Perempuan itu menepuk dahinya perlahan lalu tertawa sendiri, "Ah, maaf-maaf. Sepertinya aku membingungkanmu. Baiklah, perkenalkan. Aku Dewi Persephone. Yah, kau boleh memanggilku Sakura kalau kau mau. Itu nama Jepangku."
Ino memijit keningnya perlahan. "Apa kau bilang, tadi? Persephone?"
Persephone mendengus tak sabar. "Apa kau tidak pernah mendengar nama Dewi Persephone di mitos Yunani? Ya ampun, manusia jaman sekarang! Dengar, ya. Aku Dewi Persephone, istri dari lelaki menyebalkan yang bernama Dewa Hades, sang Penguasa Dunia bawah. Mereka biasanya memanggilku Ratu dunia bawah."
Ino merasa kepalanya pening mendadak. Otaknya berusaha mencerna semua perkataan sosok dihadapannya ini. Kalau ini mimpi, dia benar-benar ingin bangun sekarang juga.
Naruto © Masashi Kishimoto
Genre : Romance
Rating : T
Pairing : GaaraIno
Warning : Abal, Typo(s), MissTypo(s), OOC, Imajinasi tinggi(?), and The other.
You're My Destiny
DON'T LIKE, DON'T READ!
.
.
Gaara mengacak-acak rambutnya, kesal. Tak jarang ia mengerang frustasi. Ia tangkupkan wajahnya dengan kedua tangannya dan menggosok-gosokkannya secara kasar. Pria itu benar-benar tidak memperdulikan orang-orang yang berlalu lalang didepannya, yang terus menatapnya dengan heran atau bahkan, iba.

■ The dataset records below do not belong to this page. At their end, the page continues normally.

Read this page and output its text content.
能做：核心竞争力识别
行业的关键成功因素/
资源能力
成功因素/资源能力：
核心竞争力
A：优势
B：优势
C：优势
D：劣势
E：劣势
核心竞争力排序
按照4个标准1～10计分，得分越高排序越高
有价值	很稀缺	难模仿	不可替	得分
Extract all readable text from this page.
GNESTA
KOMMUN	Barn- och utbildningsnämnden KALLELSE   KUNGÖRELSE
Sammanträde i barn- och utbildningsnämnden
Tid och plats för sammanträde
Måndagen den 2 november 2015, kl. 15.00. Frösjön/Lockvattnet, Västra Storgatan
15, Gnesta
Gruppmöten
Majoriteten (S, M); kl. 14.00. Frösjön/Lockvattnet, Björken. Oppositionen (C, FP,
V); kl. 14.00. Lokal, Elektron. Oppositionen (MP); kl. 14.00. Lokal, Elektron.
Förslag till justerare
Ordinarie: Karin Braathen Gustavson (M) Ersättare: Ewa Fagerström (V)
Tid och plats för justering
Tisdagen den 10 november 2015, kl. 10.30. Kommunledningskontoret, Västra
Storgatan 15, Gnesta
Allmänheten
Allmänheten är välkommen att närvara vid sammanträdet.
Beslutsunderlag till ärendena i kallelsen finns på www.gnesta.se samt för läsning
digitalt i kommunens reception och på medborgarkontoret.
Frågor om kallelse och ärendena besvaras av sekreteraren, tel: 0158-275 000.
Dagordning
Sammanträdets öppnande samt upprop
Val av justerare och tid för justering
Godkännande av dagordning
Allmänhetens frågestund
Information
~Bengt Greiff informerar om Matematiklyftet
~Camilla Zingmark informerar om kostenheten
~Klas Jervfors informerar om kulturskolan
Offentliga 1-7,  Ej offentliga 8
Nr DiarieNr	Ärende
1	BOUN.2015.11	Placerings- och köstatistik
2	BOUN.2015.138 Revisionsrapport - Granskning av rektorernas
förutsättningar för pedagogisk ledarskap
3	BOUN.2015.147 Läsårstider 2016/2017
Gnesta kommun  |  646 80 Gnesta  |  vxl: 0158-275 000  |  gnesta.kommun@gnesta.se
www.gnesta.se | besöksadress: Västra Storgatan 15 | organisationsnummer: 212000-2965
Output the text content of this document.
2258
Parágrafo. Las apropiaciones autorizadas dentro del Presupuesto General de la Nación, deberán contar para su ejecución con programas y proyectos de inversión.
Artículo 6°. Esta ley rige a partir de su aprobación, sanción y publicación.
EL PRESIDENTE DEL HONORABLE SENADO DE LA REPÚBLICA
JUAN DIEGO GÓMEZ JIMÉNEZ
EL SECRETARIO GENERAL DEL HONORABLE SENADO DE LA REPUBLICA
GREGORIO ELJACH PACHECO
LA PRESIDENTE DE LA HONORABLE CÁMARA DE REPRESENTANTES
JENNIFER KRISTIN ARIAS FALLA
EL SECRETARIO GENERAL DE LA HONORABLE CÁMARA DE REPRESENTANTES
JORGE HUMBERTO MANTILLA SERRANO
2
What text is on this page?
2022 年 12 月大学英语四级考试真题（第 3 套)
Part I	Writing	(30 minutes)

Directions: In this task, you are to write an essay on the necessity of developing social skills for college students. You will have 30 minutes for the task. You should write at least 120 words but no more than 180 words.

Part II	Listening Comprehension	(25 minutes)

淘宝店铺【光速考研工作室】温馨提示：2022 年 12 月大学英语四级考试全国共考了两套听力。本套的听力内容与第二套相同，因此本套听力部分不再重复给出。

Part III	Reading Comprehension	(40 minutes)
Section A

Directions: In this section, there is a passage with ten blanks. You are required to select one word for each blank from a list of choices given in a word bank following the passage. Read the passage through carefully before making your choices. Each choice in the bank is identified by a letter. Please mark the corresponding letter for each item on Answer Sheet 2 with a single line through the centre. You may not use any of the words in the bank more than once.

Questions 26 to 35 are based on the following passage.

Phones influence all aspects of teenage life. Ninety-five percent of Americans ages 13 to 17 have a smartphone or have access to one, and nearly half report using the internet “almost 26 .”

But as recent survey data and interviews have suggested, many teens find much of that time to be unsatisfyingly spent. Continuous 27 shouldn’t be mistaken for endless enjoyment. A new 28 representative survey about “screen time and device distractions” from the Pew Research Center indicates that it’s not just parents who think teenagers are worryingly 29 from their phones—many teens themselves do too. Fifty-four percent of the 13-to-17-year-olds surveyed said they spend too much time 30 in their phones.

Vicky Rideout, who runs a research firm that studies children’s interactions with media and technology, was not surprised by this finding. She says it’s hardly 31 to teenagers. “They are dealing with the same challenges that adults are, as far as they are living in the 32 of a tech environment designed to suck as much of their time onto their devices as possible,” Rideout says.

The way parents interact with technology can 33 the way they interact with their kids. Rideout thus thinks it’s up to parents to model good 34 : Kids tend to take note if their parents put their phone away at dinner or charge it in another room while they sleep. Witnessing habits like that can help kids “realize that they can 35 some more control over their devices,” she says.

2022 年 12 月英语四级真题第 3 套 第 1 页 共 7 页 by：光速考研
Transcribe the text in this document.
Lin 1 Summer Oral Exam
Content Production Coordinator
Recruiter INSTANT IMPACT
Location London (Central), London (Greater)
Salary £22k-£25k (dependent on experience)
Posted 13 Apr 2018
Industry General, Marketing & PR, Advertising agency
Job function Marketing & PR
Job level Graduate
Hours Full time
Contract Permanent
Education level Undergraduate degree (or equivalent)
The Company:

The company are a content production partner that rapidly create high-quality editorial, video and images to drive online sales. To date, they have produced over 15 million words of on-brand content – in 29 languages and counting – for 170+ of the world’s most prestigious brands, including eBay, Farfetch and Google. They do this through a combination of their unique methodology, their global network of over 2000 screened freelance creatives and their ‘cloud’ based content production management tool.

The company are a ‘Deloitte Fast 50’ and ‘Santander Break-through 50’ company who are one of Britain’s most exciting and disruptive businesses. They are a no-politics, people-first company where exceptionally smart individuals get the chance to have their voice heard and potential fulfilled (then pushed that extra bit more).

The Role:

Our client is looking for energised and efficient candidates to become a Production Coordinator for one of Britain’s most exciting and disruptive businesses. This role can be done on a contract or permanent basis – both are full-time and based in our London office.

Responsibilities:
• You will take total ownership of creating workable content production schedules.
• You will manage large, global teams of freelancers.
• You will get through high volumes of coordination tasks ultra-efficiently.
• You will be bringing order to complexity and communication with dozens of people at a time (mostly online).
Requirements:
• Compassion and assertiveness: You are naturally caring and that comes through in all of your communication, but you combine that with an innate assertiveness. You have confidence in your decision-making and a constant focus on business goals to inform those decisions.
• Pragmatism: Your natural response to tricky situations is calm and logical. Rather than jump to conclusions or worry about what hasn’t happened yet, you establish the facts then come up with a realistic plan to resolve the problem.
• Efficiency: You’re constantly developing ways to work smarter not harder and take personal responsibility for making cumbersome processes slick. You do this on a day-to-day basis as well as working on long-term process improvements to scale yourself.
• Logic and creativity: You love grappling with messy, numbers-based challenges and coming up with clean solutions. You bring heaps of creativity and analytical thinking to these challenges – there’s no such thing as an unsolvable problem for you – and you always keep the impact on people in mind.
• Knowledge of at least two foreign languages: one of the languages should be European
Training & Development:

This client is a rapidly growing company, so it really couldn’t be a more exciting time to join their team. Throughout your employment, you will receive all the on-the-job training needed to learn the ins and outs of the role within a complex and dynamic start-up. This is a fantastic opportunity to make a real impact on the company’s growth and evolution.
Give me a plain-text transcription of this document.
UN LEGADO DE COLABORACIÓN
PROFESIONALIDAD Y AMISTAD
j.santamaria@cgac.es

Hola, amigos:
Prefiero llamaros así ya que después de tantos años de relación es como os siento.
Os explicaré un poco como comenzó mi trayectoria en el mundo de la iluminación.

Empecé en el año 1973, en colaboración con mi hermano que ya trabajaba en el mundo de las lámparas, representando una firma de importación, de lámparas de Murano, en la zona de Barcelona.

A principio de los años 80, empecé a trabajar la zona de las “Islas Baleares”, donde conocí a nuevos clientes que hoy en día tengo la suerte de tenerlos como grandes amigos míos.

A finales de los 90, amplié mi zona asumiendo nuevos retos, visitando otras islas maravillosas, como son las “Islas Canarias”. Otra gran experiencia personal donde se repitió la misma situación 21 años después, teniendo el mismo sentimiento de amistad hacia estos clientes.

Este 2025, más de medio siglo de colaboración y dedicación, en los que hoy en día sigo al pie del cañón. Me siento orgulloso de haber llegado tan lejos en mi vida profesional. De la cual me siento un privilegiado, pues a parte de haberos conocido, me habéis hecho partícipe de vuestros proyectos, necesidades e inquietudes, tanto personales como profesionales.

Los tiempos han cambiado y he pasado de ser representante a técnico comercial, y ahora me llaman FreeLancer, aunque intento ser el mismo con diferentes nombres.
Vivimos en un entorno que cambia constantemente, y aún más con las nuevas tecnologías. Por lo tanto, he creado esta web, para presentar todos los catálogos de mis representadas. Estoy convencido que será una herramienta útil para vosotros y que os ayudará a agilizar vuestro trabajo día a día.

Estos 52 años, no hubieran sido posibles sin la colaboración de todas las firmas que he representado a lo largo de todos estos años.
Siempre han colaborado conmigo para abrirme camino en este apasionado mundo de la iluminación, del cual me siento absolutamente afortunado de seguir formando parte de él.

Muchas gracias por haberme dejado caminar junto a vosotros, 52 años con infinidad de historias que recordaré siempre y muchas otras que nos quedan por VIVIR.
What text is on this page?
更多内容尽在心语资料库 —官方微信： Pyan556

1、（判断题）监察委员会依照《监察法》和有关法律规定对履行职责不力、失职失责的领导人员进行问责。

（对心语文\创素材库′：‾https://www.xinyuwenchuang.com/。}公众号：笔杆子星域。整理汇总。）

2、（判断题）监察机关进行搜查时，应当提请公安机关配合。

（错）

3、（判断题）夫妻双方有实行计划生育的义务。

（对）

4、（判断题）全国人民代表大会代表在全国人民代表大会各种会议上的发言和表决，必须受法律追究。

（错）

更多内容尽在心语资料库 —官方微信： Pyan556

Gaara menghela nafas banyak. Otaknya masih dipenuhi oleh sosok kekasih –mantan kekasihnya, Matsuri. Ia tidak mengerti. Mereka telah menjalin hubungan selama 3 tahun. Dan saat Gaara pada akhirnya mempunyai kesempatan untuk melamar gadis itu dan membuatnya menjadi milik Gaara seorang, ia malah mendapati kenyataan kalau gadis itu ternyata, argh, telah dihamili sepupunya sendiri.
Tidak percaya, tentu saja. Gadis periang dan baik hati itu tidak mungkin melakukannya. Tapi setelah Gaara membuktikannya sendiri dengan tes DNA, ia langsung meninggalkan gadis itu tanpa berkata apa-apa. Gaara juga mendengar pengakuan Temari yang melihat Matsuri selalu datang setiap malam ke kamar sepupunya Gaara, diam-diam. Masih terngiang dengan jelas ditelinga Gaara bagaimana tangisan pilu Matsuri untuk meminta Gaara kembali. Tapi semua sudah terlambat.
Semua perempuan sama, batin Gaara. Ya, semua sama-sama brengsek. Mereka selalu berteriak bahwa pria itu brengsek, tapi mereka tidak pernah melihat kaum mereka sendiri. Mereka hanya bisa menangis merengek dan bilang menjadi pihak tersakiti, tanpa pernah merasa bahwa mereka sendiri adalah para penyakit hati pria.
Kini Gaara mendecih pelan. Sudahlah, untuk apa ia memikirkan perempuan itu. Lebih baik sekarang ia memfokuskan diri di kuliahnya dan serius menekuni perusahaan Sabaku Corporation yang akan ia pimpin kelak.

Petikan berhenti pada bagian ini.